We all at times change our circumstances, changing jobs, spouses, home locales, and some of it necessary. Likewise, it is the rare individual that doesn’t love to take a vacation.  Vacating your life for a while, whether for a week, a month, or even a long weekend, has a way of pushing the refresh button on our spirits.  We all log in so much information and activity every day and the amount we delete never seems to really clear our head of it all. 

Planning a trip is half the fun, cruising the internet for the best deals and unexpected finds, purchasing travel books and magazines on places you are getting ready to visit or are dreaming of going to some day hold future promises of enjoyment, instilling  joy in us  just in the thinking.  Shopping for the right attire and gear also occupy us happily.

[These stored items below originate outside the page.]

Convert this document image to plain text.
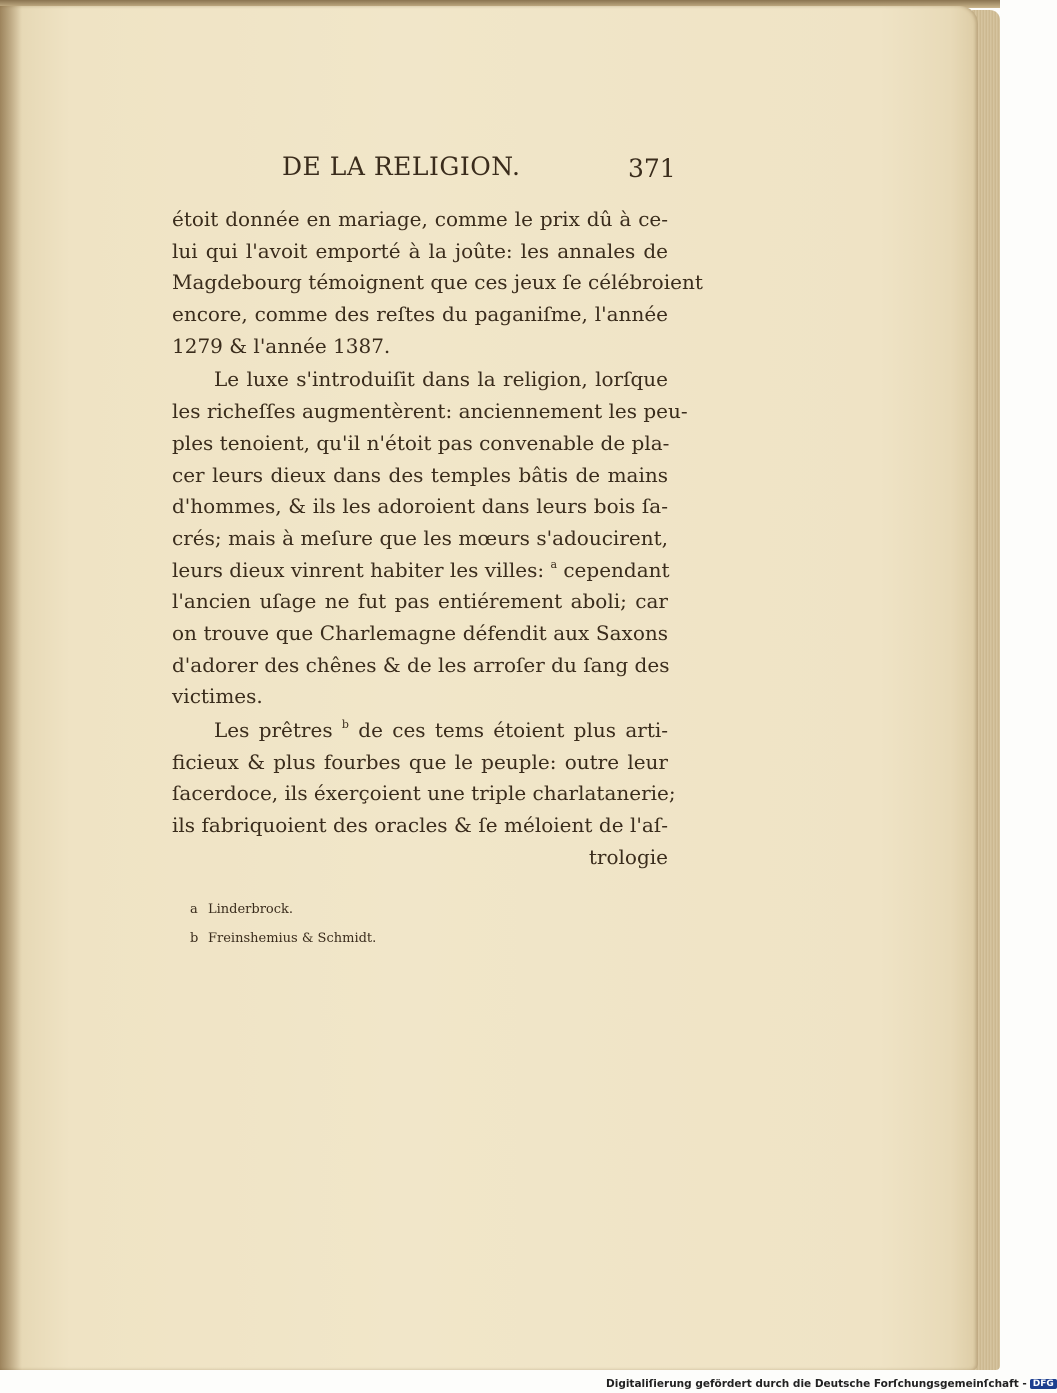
DE LA RELIGION.	371
étoit donnée en mariage, comme le prix dû à ce-
lui qui l'avoit emporté à la joûte: les annales de
Magdebourg témoignent que ces jeux ſe célébroient
encore, comme des reſtes du paganiſme, l'année
1279 & l'année 1387.
Le luxe s'introduiſit dans la religion, lorſque
les richeſſes augmentèrent: anciennement les peu-
ples tenoient, qu'il n'étoit pas convenable de pla-
cer leurs dieux dans des temples bâtis de mains
d'hommes, & ils les adoroient dans leurs bois ſa-
crés; mais à meſure que les mœurs s'adoucirent,
leurs dieux vinrent habiter les villes: $^a$ cependant
l'ancien uſage ne fut pas entiérement aboli; car
on trouve que Charlemagne défendit aux Saxons
d'adorer des chênes & de les arroſer du ſang des
victimes.
Les prêtres $^b$ de ces tems étoient plus arti-
ficieux & plus fourbes que le peuple: outre leur
ſacerdoce, ils éxerçoient une triple charlatanerie;
ils fabriquoient des oracles & ſe méloient de l'aſ-
trologie
a Linderbrock.
b Freinshemius & Schmidt.
Digitaliſierung gefördert durch die Deutsche Forſchungsgemeinſchaft - DFG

Even when are lives are currently rife with crisis or a season of grief, a holiday can bring a welcomed respite and the chance for perspective that can arise from being pulled from our everyday surroundings.

Concurrently, whatever problems you have, whatever inner turmoil, doesn’t necessarily or even likely cease just because you have gone somewhere other than your daily haunts or made significant life changes.  If you have been struggling with sadness, anger, anxiety, or resentments before you left or altered your lifestyle, chances are there will be moments while you are away that these emotions still arise.  You can keep changing a whole lot of outside circumstances and still feel like something is missing, like it will be better around the bend. But wherever you go, there you are.  As I have mentioned before, there are a million ways to escape our lives for a time, but they all have a way of catching up with us.      

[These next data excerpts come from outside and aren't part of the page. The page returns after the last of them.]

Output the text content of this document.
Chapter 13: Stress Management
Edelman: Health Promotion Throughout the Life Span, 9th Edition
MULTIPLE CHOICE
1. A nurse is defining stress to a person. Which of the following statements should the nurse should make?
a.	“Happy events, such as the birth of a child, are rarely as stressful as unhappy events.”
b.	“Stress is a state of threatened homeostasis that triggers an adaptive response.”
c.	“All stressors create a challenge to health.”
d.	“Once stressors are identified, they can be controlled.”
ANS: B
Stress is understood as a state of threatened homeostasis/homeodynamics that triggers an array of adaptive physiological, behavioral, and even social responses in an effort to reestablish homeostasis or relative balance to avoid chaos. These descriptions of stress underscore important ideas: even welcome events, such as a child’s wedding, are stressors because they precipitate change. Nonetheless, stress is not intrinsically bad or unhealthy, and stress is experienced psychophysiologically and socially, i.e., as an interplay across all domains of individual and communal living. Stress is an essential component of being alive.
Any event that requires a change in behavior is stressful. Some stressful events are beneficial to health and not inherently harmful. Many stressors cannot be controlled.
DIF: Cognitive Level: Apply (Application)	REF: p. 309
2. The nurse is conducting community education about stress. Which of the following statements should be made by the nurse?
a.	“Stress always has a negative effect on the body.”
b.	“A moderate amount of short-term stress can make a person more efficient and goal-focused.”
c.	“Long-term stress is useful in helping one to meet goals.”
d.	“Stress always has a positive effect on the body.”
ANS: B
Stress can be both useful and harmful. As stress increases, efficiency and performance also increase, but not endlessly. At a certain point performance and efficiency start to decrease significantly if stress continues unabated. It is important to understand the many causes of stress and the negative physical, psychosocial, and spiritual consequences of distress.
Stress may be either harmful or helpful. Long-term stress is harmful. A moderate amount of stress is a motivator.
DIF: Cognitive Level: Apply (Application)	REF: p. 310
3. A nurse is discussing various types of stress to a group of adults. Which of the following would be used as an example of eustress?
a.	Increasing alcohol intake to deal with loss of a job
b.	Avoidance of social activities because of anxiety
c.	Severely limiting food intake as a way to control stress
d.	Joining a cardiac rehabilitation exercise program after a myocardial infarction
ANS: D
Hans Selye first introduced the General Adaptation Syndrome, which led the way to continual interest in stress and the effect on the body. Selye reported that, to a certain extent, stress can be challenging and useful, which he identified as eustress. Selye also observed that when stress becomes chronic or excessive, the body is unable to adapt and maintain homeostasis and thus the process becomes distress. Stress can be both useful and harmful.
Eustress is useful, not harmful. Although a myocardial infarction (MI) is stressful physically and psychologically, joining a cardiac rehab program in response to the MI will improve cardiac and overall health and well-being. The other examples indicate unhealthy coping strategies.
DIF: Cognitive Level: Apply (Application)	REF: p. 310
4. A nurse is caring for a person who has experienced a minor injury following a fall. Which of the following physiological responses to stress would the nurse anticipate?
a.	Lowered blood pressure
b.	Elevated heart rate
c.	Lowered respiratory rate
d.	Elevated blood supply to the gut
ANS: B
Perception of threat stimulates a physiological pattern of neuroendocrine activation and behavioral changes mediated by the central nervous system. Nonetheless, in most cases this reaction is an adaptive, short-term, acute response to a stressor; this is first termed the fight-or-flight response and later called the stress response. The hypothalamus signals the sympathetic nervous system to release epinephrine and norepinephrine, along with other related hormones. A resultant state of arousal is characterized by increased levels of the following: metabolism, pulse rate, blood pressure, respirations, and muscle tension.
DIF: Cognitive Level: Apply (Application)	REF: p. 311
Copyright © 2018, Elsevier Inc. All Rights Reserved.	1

So, what to do if we can’t take a vacation, or if the vacation didn’t take, or most vitally,  if we want to live our days in a way where we can experience moments like those we do on some of the more memorable, exceptional times away?

We need to learn the art of non-doing. As Jon Kabat-Zinn points out, “The flavor and joy of non-doing are difficult for Americans to grasp because our culture places so much value on doing and on progress.  Even our leisure tends to be busy and mindless.  The joy of non-doing is that nothing else needs to happen for this moment to be complete.   The wisdom in it, and the equanimity that comes out of it, lies in knowing that something else surely will.”

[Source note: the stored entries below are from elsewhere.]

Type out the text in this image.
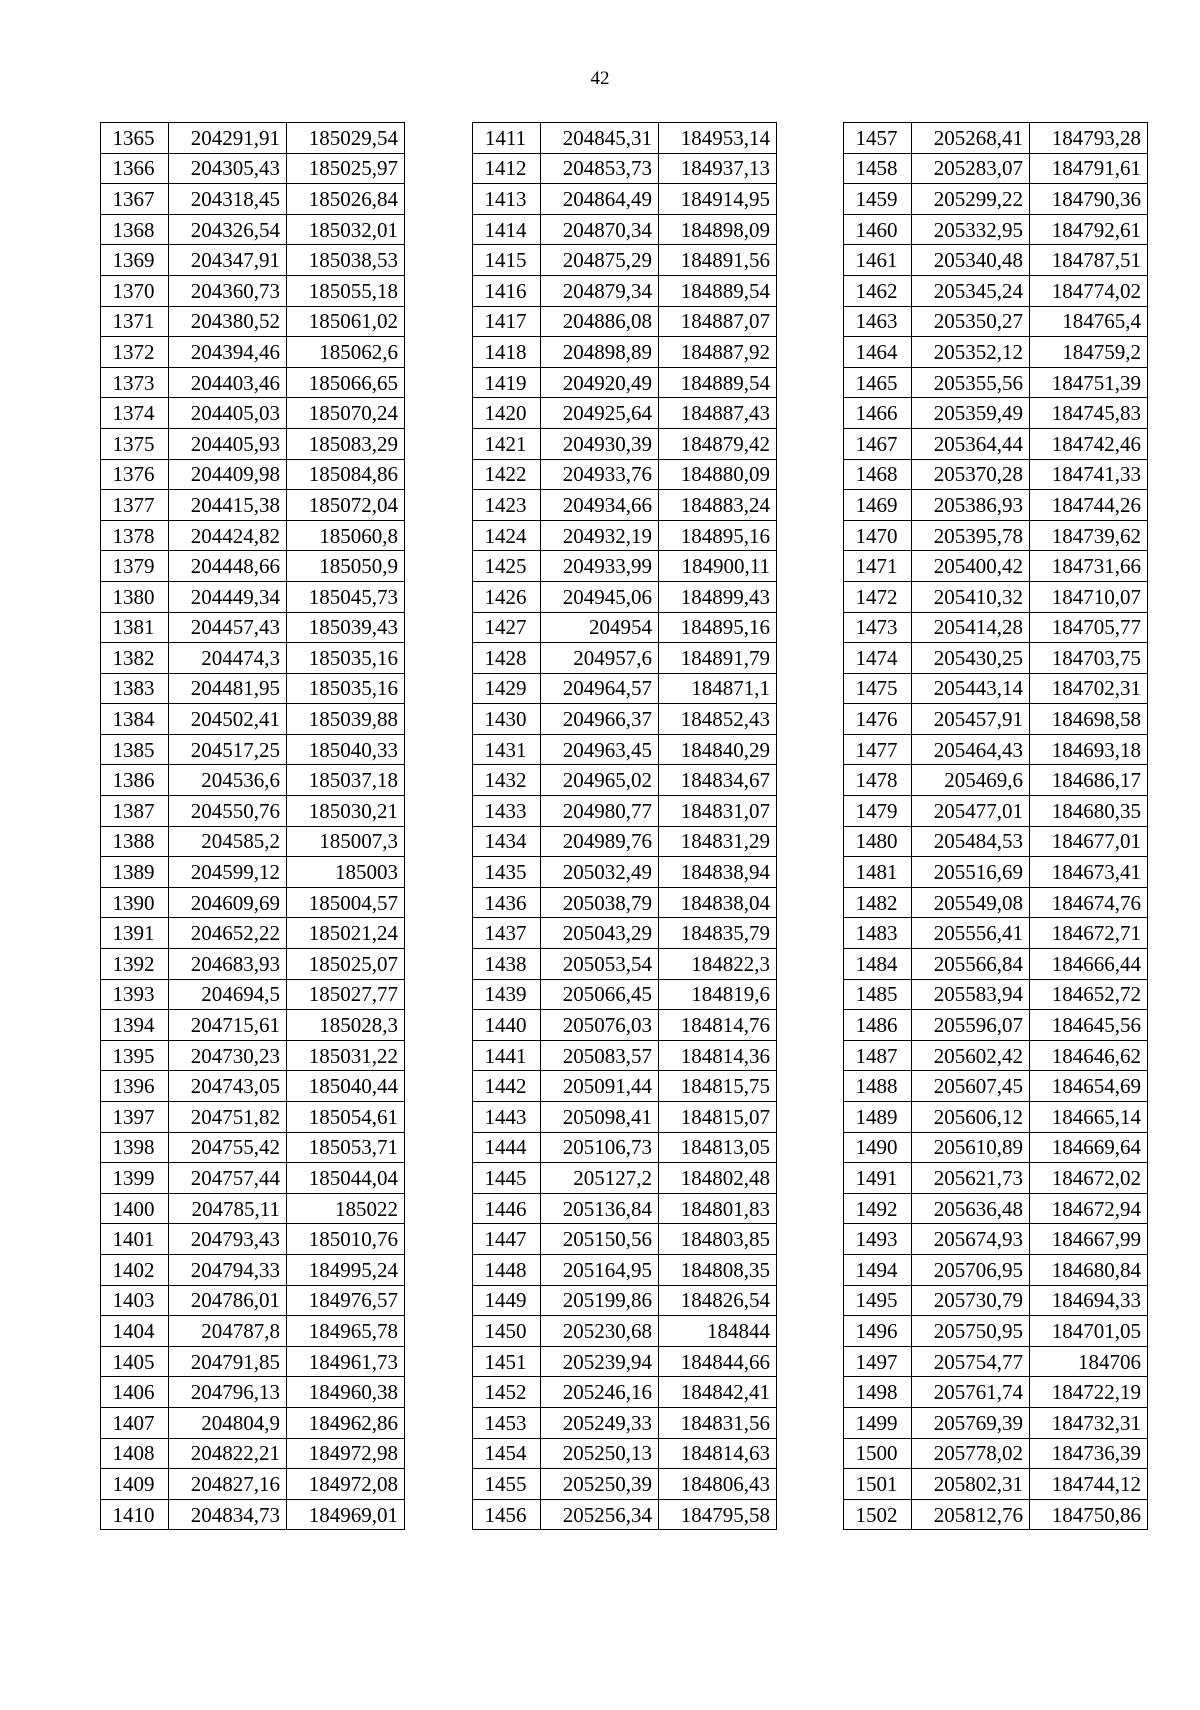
42
1365	204291,91	185029,54
1366	204305,43	185025,97
1367	204318,45	185026,84
1368	204326,54	185032,01
1369	204347,91	185038,53
1370	204360,73	185055,18
1371	204380,52	185061,02
1372	204394,46	185062,6
1373	204403,46	185066,65
1374	204405,03	185070,24
1375	204405,93	185083,29
1376	204409,98	185084,86
1377	204415,38	185072,04
1378	204424,82	185060,8
1379	204448,66	185050,9
1380	204449,34	185045,73
1381	204457,43	185039,43
1382	204474,3	185035,16
1383	204481,95	185035,16
1384	204502,41	185039,88
1385	204517,25	185040,33
1386	204536,6	185037,18
1387	204550,76	185030,21
1388	204585,2	185007,3
1389	204599,12	185003
1390	204609,69	185004,57
1391	204652,22	185021,24
1392	204683,93	185025,07
1393	204694,5	185027,77
1394	204715,61	185028,3
1395	204730,23	185031,22
1396	204743,05	185040,44
1397	204751,82	185054,61
1398	204755,42	185053,71
1399	204757,44	185044,04
1400	204785,11	185022
1401	204793,43	185010,76
1402	204794,33	184995,24
1403	204786,01	184976,57
1404	204787,8	184965,78
1405	204791,85	184961,73
1406	204796,13	184960,38
1407	204804,9	184962,86
1408	204822,21	184972,98
1409	204827,16	184972,08
1410	204834,73	184969,01
1411	204845,31	184953,14
1412	204853,73	184937,13
1413	204864,49	184914,95
1414	204870,34	184898,09
1415	204875,29	184891,56
1416	204879,34	184889,54
1417	204886,08	184887,07
1418	204898,89	184887,92
1419	204920,49	184889,54
1420	204925,64	184887,43
1421	204930,39	184879,42
1422	204933,76	184880,09
1423	204934,66	184883,24
1424	204932,19	184895,16
1425	204933,99	184900,11
1426	204945,06	184899,43
1427	204954	184895,16
1428	204957,6	184891,79
1429	204964,57	184871,1
1430	204966,37	184852,43
1431	204963,45	184840,29
1432	204965,02	184834,67
1433	204980,77	184831,07
1434	204989,76	184831,29
1435	205032,49	184838,94
1436	205038,79	184838,04
1437	205043,29	184835,79
1438	205053,54	184822,3
1439	205066,45	184819,6
1440	205076,03	184814,76
1441	205083,57	184814,36
1442	205091,44	184815,75
1443	205098,41	184815,07
1444	205106,73	184813,05
1445	205127,2	184802,48
1446	205136,84	184801,83
1447	205150,56	184803,85
1448	205164,95	184808,35
1449	205199,86	184826,54
1450	205230,68	184844
1451	205239,94	184844,66
1452	205246,16	184842,41
1453	205249,33	184831,56
1454	205250,13	184814,63
1455	205250,39	184806,43
1456	205256,34	184795,58
1457	205268,41	184793,28
1458	205283,07	184791,61
1459	205299,22	184790,36
1460	205332,95	184792,61
1461	205340,48	184787,51
1462	205345,24	184774,02
1463	205350,27	184765,4
1464	205352,12	184759,2
1465	205355,56	184751,39
1466	205359,49	184745,83
1467	205364,44	184742,46
1468	205370,28	184741,33
1469	205386,93	184744,26
1470	205395,78	184739,62
1471	205400,42	184731,66
1472	205410,32	184710,07
1473	205414,28	184705,77
1474	205430,25	184703,75
1475	205443,14	184702,31
1476	205457,91	184698,58
1477	205464,43	184693,18
1478	205469,6	184686,17
1479	205477,01	184680,35
1480	205484,53	184677,01
1481	205516,69	184673,41
1482	205549,08	184674,76
1483	205556,41	184672,71
1484	205566,84	184666,44
1485	205583,94	184652,72
1486	205596,07	184645,56
1487	205602,42	184646,62
1488	205607,45	184654,69
1489	205606,12	184665,14
1490	205610,89	184669,64
1491	205621,73	184672,02
1492	205636,48	184672,94
1493	205674,93	184667,99
1494	205706,95	184680,84
1495	205730,79	184694,33
1496	205750,95	184701,05
1497	205754,77	184706
1498	205761,74	184722,19
1499	205769,39	184732,31
1500	205778,02	184736,39
1501	205802,31	184744,12
1502	205812,76	184750,86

We are not just doing nothing, but consciously noticing what’s going on right now. In Thoreau’s Walden, he explained it like this:

I sat in my sunny doorway from sunrise to noon, rapt in a revery, amidst the pines and hickories and sumachs, in undisturbed solitude and stillness, while the birds sang around or flitted noiseless through the house, until the sun falling in at my west window, or the noise of some traveller’s wagon on the distant highway, I was reminded of the lapse of time…I realized what the Orientals mean by contemplation and the forsaking of works.”

It is the opposite of busyness.  While practically speaking, we need to get stuff done, can we carve out five minutes, or better yet, twenty minutes to just be?  Our efforts during our times of doing will be enhanced.   This is what Zinn calls the paradox of non-doing.  You do things of value when you don’t care about whether they will be worthy or not, but whether they act in concet with your efforts at non-doing and letting go of outcomes.  Then the ego and its tendency towards self aggrandizement are pushed aside, creativity and insight become natural byproducts. Your work gains a purity and satisfaction that has no puffed up identity attached to it.  It fulfills. 

So, if today finds you sitting with your daughter, don’t put in another load of laundry, don’t answer the phone (I know it’s calling and the impulse is to move), but  just be with your daughter, whether talking or in silence, be consciously present to this moment which will never come again in the exact same way. Choose to be here, right now, you are anyway.